In any system where a single ligand can modulate numerous receptors and effectors, selective synthetic ligands are essential; both as tools to elucidate physiological and biochemical effects mediated by individual receptor subtypes, and as potential therapeutic compounds. This is especially true for the somatostatin system where it is common for more than one receptor subtype to be expressed in the same cell (Patel, 1997). While somatostatin receptor subtypes have been characterised by molecular cloning and pharmacology, the availability of “selective” ligands for individual subtypes is still relatively limited. Early synthetic peptide analogues of somatostatin, such as octreotide, BIM 23014, RC 160 and MK 678, bind to two or more receptor subtypes with similar high affinity Raynor et al., 1993, Hoyer et al., 1994, Siehler et al., 1999.

Merck scientists recently developed a series of non-peptide agonists with high affinity and selectivity for the individual somatostatin receptor subtypes Rohrer et al., 1998, Rohrer and Berk, 1999, Yang et al., 1998a, Yang et al., 1998b. Of these, the sst₂-selective L-054,522 has been shown to mediate inhibition of growth hormone release from rat anterior pituitary and glucagon release from rat pancreas at nanomolar concentrations (Yang et al., 1998a). The advantage of non-peptidic compounds is that they have potential for greater oral bioavailability than peptides that must be administered by subcutaneous or intravenous injection (Yang et al., 1998b) and, in most cases, have short duration of action and little, if any, brain penetration.

However, receptor-selective antagonists are also needed, to conclusively prove that a particular receptor subtype mediates a particular physiological function of somatostatin. Unfortunately, at the present time, very few somatostatin receptor-subtype selective antagonists have been identified. With regards to sst₂-selective compounds specifically, a number of antagonist ligands have been have been reported Bass et al., 1996, Baumbach et al., 1998, Hocart et al., 1998, Hocart et al., 1999 and have been used to distinguish effects of SRIF which are mediated by sst₂, including inhibition of gastric acid release (Rossowski et al., 1998) and growth hormone release from pituitary cells (Hocart et al., 1999). However, these are all modifications of peptides, making them poor candidates for therapeutic or diagnostic use.

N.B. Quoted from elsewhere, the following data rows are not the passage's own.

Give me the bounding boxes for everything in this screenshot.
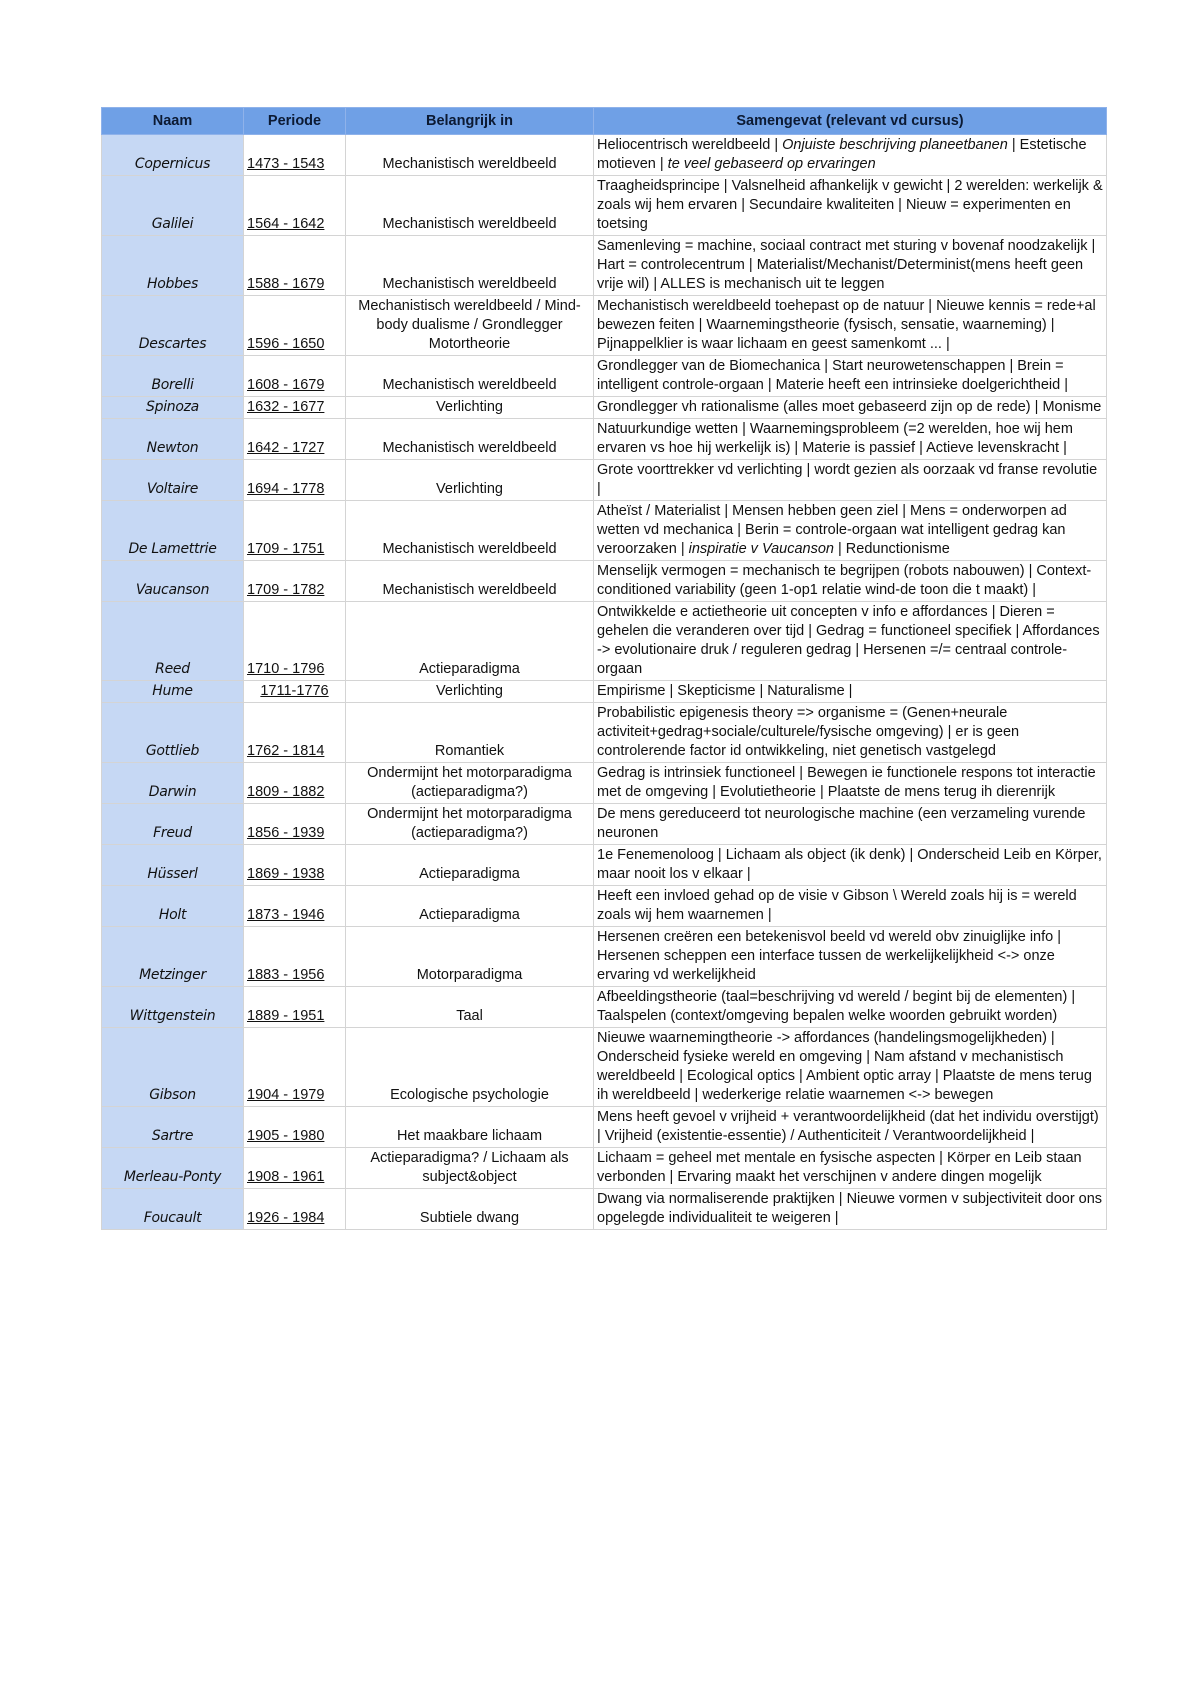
- belangrijk-in-cell: Actieparadigma? / Lichaam als subject&object: [346, 1148, 594, 1189]
- samengevat-text: Mens heeft gevoel v vrijheid + verantwoordelijkheid (dat het individu overstijgt) | Vrijheid (existentie-essentie) / Authenticiteit / Verantwoordelijkheid |: [597, 1109, 1099, 1144]
- naam-cell: Vaucanson: [102, 561, 244, 602]
- belangrijk-in-cell: Motorparadigma: [346, 927, 594, 987]
- naam-cell: Gottlieb: [102, 703, 244, 763]
- samengevat-text: Grondlegger van de Biomechanica | Start neurowetenschappen | Brein = intelligent controle-orgaan | Materie heeft een intrinsieke doelgerichtheid |: [597, 358, 1069, 393]
- belangrijk-in-cell: Actieparadigma: [346, 602, 594, 681]
- samengevat-cell: [594, 419, 1107, 460]
- naam-cell: Gibson: [102, 1028, 244, 1107]
- naam-cell: Holt: [102, 886, 244, 927]
- samengevat-text: Dwang via normaliserende praktijken | Nieuwe vormen v subjectiviteit door ons opgelegde individualiteit te weigeren |: [597, 1191, 1103, 1226]
- samengevat-cell: [594, 356, 1107, 397]
- samengevat-cell: [594, 1107, 1107, 1148]
- table-row: [102, 987, 1107, 1028]
- samengevat-cell: [594, 987, 1107, 1028]
- periode-cell: 1564 - 1642: [244, 176, 346, 236]
- samengevat-cell: [594, 1148, 1107, 1189]
- samengevat-cell: [594, 763, 1107, 804]
- periode-cell: 1889 - 1951: [244, 987, 346, 1028]
- naam-cell: Borelli: [102, 356, 244, 397]
- samengevat-text: De mens gereduceerd tot neurologische machine (een verzameling vurende neuronen: [597, 806, 1086, 841]
- belangrijk-in-cell: Romantiek: [346, 703, 594, 763]
- samengevat-cell: [594, 845, 1107, 886]
- samengevat-text: Grondlegger vh rationalisme (alles moet gebaseerd zijn op de rede) | Monisme: [597, 399, 1102, 415]
- periode-cell: 1709 - 1782: [244, 561, 346, 602]
- table-row: [102, 1028, 1107, 1107]
- periode-cell: 1694 - 1778: [244, 460, 346, 501]
- table-row: [102, 176, 1107, 236]
- samengevat-cell: [594, 296, 1107, 356]
- philosophers-table: [101, 107, 1107, 1230]
- table-row: [102, 501, 1107, 561]
- table-row: [102, 561, 1107, 602]
- belangrijk-in-cell: Taal: [346, 987, 594, 1028]
- belangrijk-in-cell: Mechanistisch wereldbeeld / Mind-body dualisme / Grondlegger Motortheorie: [346, 296, 594, 356]
- naam-cell: Copernicus: [102, 135, 244, 176]
- belangrijk-in-cell: Mechanistisch wereldbeeld: [346, 236, 594, 296]
- periode-cell: 1762 - 1814: [244, 703, 346, 763]
- samengevat-text: Probabilistic epigenesis theory => organisme = (Genen+neurale activiteit+gedrag+sociale/culturele/fysische omgeving) | er is geen controlerende factor id ontwikkeling, niet genetisch vastgelegd: [597, 705, 1020, 759]
- periode-cell: 1473 - 1543: [244, 135, 346, 176]
- table-row: [102, 804, 1107, 845]
- samengevat-text: Natuurkundige wetten | Waarnemingsprobleem (=2 werelden, hoe wij hem ervaren vs hoe hij werkelijk is) | Materie is passief | Actieve levenskracht |: [597, 421, 1073, 456]
- samengevat-text: Gedrag is intrinsiek functioneel | Bewegen ie functionele respons tot interactie met de omgeving | Evolutietheorie | Plaatste de mens terug ih dierenrijk: [597, 765, 1096, 800]
- header-periode: Periode: [244, 108, 346, 135]
- table-row: [102, 703, 1107, 763]
- naam-cell: Spinoza: [102, 397, 244, 419]
- header-naam: Naam: [102, 108, 244, 135]
- periode-cell: 1710 - 1796: [244, 602, 346, 681]
- periode-cell: 1809 - 1882: [244, 763, 346, 804]
- belangrijk-in-cell: Het maakbare lichaam: [346, 1107, 594, 1148]
- belangrijk-in-cell: Mechanistisch wereldbeeld: [346, 501, 594, 561]
- naam-cell: Galilei: [102, 176, 244, 236]
- table-row: [102, 397, 1107, 419]
- belangrijk-in-cell: Verlichting: [346, 460, 594, 501]
- samengevat-text: Menselijk vermogen = mechanisch te begrijpen (robots nabouwen) | Context-conditioned variability (geen 1-op1 relatie wind-de toon die t maakt) |: [597, 563, 1092, 598]
- belangrijk-in-cell: Mechanistisch wereldbeeld: [346, 176, 594, 236]
- samengevat-text: Heeft een invloed gehad op de visie v Gibson \ Wereld zoals hij is = wereld zoals wij hem waarnemen |: [597, 888, 1077, 923]
- samengevat-text: Samenleving = machine, sociaal contract met sturing v bovenaf noodzakelijk | Hart = controlecentrum | Materialist/Mechanist/Determinist(mens heeft geen vrije wil) | ALLES is mechanisch uit te leggen: [597, 238, 1096, 292]
- periode-cell: 1905 - 1980: [244, 1107, 346, 1148]
- belangrijk-in-cell: Verlichting: [346, 397, 594, 419]
- samengevat-text: Grote voorttrekker vd verlichting | wordt gezien als oorzaak vd franse revolutie |: [597, 462, 1098, 497]
- samengevat-text: Empirisme | Skepticisme | Naturalisme |: [597, 683, 853, 699]
- belangrijk-in-cell: Verlichting: [346, 681, 594, 703]
- table-row: [102, 602, 1107, 681]
- naam-cell: Metzinger: [102, 927, 244, 987]
- belangrijk-in-cell: Mechanistisch wereldbeeld: [346, 419, 594, 460]
- samengevat-text: Mechanistisch wereldbeeld toehepast op de natuur | Nieuwe kennis = rede+al bewezen feiten | Waarnemingstheorie (fysisch, sensatie, waarneming) | Pijnappelklier is waar lichaam en geest samenkomt ... |: [597, 298, 1096, 352]
- samengevat-text: Lichaam = geheel met mentale en fysische aspecten | Körper en Leib staan verbonden | Ervaring maakt het verschijnen v andere dingen mogelijk: [597, 1150, 1082, 1185]
- periode-cell: 1869 - 1938: [244, 845, 346, 886]
- belangrijk-in-cell: Mechanistisch wereldbeeld: [346, 561, 594, 602]
- samengevat-cell: [594, 1028, 1107, 1107]
- naam-cell: Hume: [102, 681, 244, 703]
- samengevat-cell: [594, 501, 1107, 561]
- table-row: [102, 135, 1107, 176]
- samengevat-italic-text: inspiratie v Vaucanson: [688, 541, 834, 557]
- samengevat-cell: [594, 561, 1107, 602]
- samengevat-italic-text: te veel gebaseerd op ervaringen: [667, 156, 876, 172]
- samengevat-cell: [594, 804, 1107, 845]
- samengevat-text: | Estetische motieven |: [597, 137, 1087, 172]
- samengevat-text: Afbeeldingstheorie (taal=beschrijving vd wereld / begint bij de elementen) | Taalspelen (context/omgeving bepalen welke woorden gebruikt worden): [597, 989, 1076, 1024]
- belangrijk-in-cell: Subtiele dwang: [346, 1189, 594, 1230]
- periode-cell: 1596 - 1650: [244, 296, 346, 356]
- samengevat-text: Traagheidsprincipe | Valsnelheid afhankelijk v gewicht | 2 werelden: werkelijk & zoals wij hem ervaren | Secundaire kwaliteiten | Nieuw = experimenten en toetsing: [597, 178, 1103, 232]
- naam-cell: Wittgenstein: [102, 987, 244, 1028]
- periode-cell: 1904 - 1979: [244, 1028, 346, 1107]
- header-belangrijk-in: Belangrijk in: [346, 108, 594, 135]
- periode-cell: 1632 - 1677: [244, 397, 346, 419]
- table-row: [102, 1189, 1107, 1230]
- periode-cell: 1642 - 1727: [244, 419, 346, 460]
- belangrijk-in-cell: Actieparadigma: [346, 886, 594, 927]
- belangrijk-in-cell: Ondermijnt het motorparadigma (actieparadigma?): [346, 763, 594, 804]
- periode-cell: 1588 - 1679: [244, 236, 346, 296]
- samengevat-text: Ontwikkelde e actietheorie uit concepten v info e affordances | Dieren = gehelen die veranderen over tijd | Gedrag = functioneel specifiek | Affordances -> evolutionaire druk / reguleren gedrag | Hersenen =/= centraal controle-orgaan: [597, 604, 1100, 677]
- samengevat-cell: [594, 681, 1107, 703]
- belangrijk-in-cell: Actieparadigma: [346, 845, 594, 886]
- table-row: [102, 927, 1107, 987]
- naam-cell: Merleau-Ponty: [102, 1148, 244, 1189]
- belangrijk-in-cell: Mechanistisch wereldbeeld: [346, 135, 594, 176]
- samengevat-italic-text: Onjuiste beschrijving planeetbanen: [782, 137, 1008, 153]
- samengevat-cell: [594, 460, 1107, 501]
- periode-cell: 1926 - 1984: [244, 1189, 346, 1230]
- samengevat-text: Heliocentrisch wereldbeeld |: [597, 137, 783, 153]
- naam-cell: Hüsserl: [102, 845, 244, 886]
- table-row: [102, 356, 1107, 397]
- naam-cell: Foucault: [102, 1189, 244, 1230]
- samengevat-text: Atheïst / Materialist | Mensen hebben geen ziel | Mens = onderworpen ad wetten vd mechanica | Berin = controle-orgaan wat intelligent gedrag kan veroorzaken |: [597, 503, 1067, 557]
- periode-cell: 1711-1776: [244, 681, 346, 703]
- naam-cell: Sartre: [102, 1107, 244, 1148]
- naam-cell: Reed: [102, 602, 244, 681]
- header-row: [102, 108, 1107, 135]
- naam-cell: De Lamettrie: [102, 501, 244, 561]
- table-row: [102, 236, 1107, 296]
- table-row: [102, 419, 1107, 460]
- table-row: [102, 681, 1107, 703]
- periode-cell: 1908 - 1961: [244, 1148, 346, 1189]
- table-row: [102, 296, 1107, 356]
- table-row: [102, 763, 1107, 804]
- table-row: [102, 1148, 1107, 1189]
- samengevat-cell: [594, 1189, 1107, 1230]
- periode-cell: 1873 - 1946: [244, 886, 346, 927]
- samengevat-cell: [594, 602, 1107, 681]
- samengevat-cell: [594, 927, 1107, 987]
- periode-cell: 1608 - 1679: [244, 356, 346, 397]
- samengevat-cell: [594, 135, 1107, 176]
- periode-cell: 1709 - 1751: [244, 501, 346, 561]
- belangrijk-in-cell: Mechanistisch wereldbeeld: [346, 356, 594, 397]
- naam-cell: Newton: [102, 419, 244, 460]
- table-row: [102, 886, 1107, 927]
- samengevat-cell: [594, 236, 1107, 296]
- samengevat-text: 1e Fenemenoloog | Lichaam als object (ik denk) | Onderscheid Leib en Körper, maar nooit los v elkaar |: [597, 847, 1102, 882]
- naam-cell: Voltaire: [102, 460, 244, 501]
- naam-cell: Descartes: [102, 296, 244, 356]
- samengevat-text: | Redunctionisme: [833, 541, 950, 557]
- samengevat-cell: [594, 176, 1107, 236]
- samengevat-text: Hersenen creëren een betekenisvol beeld vd wereld obv zinuiglijke info | Hersenen scheppen een interface tussen de werkelijkelijkheid <-> onze ervaring vd werkelijkheid: [597, 929, 1062, 983]
- samengevat-cell: [594, 703, 1107, 763]
- table-row: [102, 460, 1107, 501]
- naam-cell: Darwin: [102, 763, 244, 804]
- periode-cell: 1856 - 1939: [244, 804, 346, 845]
- samengevat-cell: [594, 886, 1107, 927]
- naam-cell: Freud: [102, 804, 244, 845]
- naam-cell: Hobbes: [102, 236, 244, 296]
- samengevat-cell: [594, 397, 1107, 419]
- header-samengevat: Samengevat (relevant vd cursus): [594, 108, 1107, 135]
- table-row: [102, 1107, 1107, 1148]
- periode-cell: 1883 - 1956: [244, 927, 346, 987]
- samengevat-text: Nieuwe waarnemingtheorie -> affordances (handelingsmogelijkheden) | Onderscheid fysieke wereld en omgeving | Nam afstand v mechanistisch wereldbeeld | Ecological optics | Ambient optic array | Plaatste de mens terug ih wereldbeeld | wederkerige relatie waarnemen <-> bewegen: [597, 1030, 1092, 1103]
- belangrijk-in-cell: Ondermijnt het motorparadigma (actieparadigma?): [346, 804, 594, 845]
- table-row: [102, 845, 1107, 886]
- belangrijk-in-cell: Ecologische psychologie: [346, 1028, 594, 1107]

Scientists at Pfizer have recently described a series of small sst₂-selective non-peptide ligands, presented as antagonists (Hay et al., 2001a). These compounds are based on the structure of the Merck sst₂-selective non-peptide agonists such as L-054,522 (Yang et al., 1998a), but have been modified to produce compounds that bind with nanomolar affinity to sst₂ and to behave as antagonists of SRIF-14-mediated inhibition of vasoactive intestinal peptide (VIP)-stimulated cAMP accumulation. Their rationale for this study was that sst₂-selective antagonists might be useful to upregulate growth hormone levels in livestock.

Thus, the present study examines radioligand binding and functional properties of three compounds: 1, 2 and 3 that correspond to compounds 6, 7e and 7a reported by Hay et al. (2001a). Compound 1 is the agonist from which the two putative antagonists 2 and 3 were derived.